I agree that more research should be put into why these drugs work so well. This must surely be a hot lead to work from, and investigate what these drugs are doing to ME/CFS patients vs controls. Are any scientists/labs even looking into these mechanisms?
Thats almost more frustrating, you know your life is just right there, almost within reach, you just cant get to it!
I dont think anyone is working on it, maybe
@Martin aka paused||M.E. knows of anything?
honestly i am very disappointed in the current state of research and the researchers in the CFS field (except Ron Davis, but he is very old now and is not working with much funding).

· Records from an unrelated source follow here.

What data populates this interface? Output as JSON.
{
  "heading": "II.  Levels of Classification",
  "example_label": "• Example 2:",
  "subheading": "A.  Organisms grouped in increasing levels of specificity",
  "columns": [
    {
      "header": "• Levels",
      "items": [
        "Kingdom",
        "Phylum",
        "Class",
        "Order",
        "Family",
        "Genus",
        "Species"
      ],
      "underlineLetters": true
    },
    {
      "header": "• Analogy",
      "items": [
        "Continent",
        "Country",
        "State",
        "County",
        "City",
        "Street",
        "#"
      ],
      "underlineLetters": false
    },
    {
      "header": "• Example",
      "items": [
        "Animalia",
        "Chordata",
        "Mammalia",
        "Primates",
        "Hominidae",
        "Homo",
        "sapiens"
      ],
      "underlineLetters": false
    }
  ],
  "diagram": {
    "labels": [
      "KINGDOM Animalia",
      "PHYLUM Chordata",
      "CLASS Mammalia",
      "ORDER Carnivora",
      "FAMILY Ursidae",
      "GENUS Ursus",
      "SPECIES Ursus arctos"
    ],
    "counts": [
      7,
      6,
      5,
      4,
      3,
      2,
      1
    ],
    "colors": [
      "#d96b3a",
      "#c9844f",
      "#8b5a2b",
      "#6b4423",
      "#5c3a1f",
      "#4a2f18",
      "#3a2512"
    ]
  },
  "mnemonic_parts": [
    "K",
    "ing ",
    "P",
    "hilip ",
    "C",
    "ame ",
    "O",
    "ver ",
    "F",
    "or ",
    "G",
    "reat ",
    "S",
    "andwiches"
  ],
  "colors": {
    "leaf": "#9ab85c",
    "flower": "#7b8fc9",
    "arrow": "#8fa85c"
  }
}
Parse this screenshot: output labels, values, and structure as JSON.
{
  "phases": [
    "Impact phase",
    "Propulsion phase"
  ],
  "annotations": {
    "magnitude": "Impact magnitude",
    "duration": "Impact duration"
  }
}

It seems most of the researchers are either:
- working top-down: trying to create an all encompassing model of the disease, like the metabolic trap theory. This to me is a hopeless cause (takes much longer to develop and verify, and we have many sub-groups, there is no over-arching model)
- looking for biomarkers, and specially in small samples. Given the heterogeneity of this disease, this is a nightmare from a statistical perspective.
What they should be doing is to look at the biomarkers of the patients who do improve with abilify/ativan intervention before and after the medication and work their way back to a model.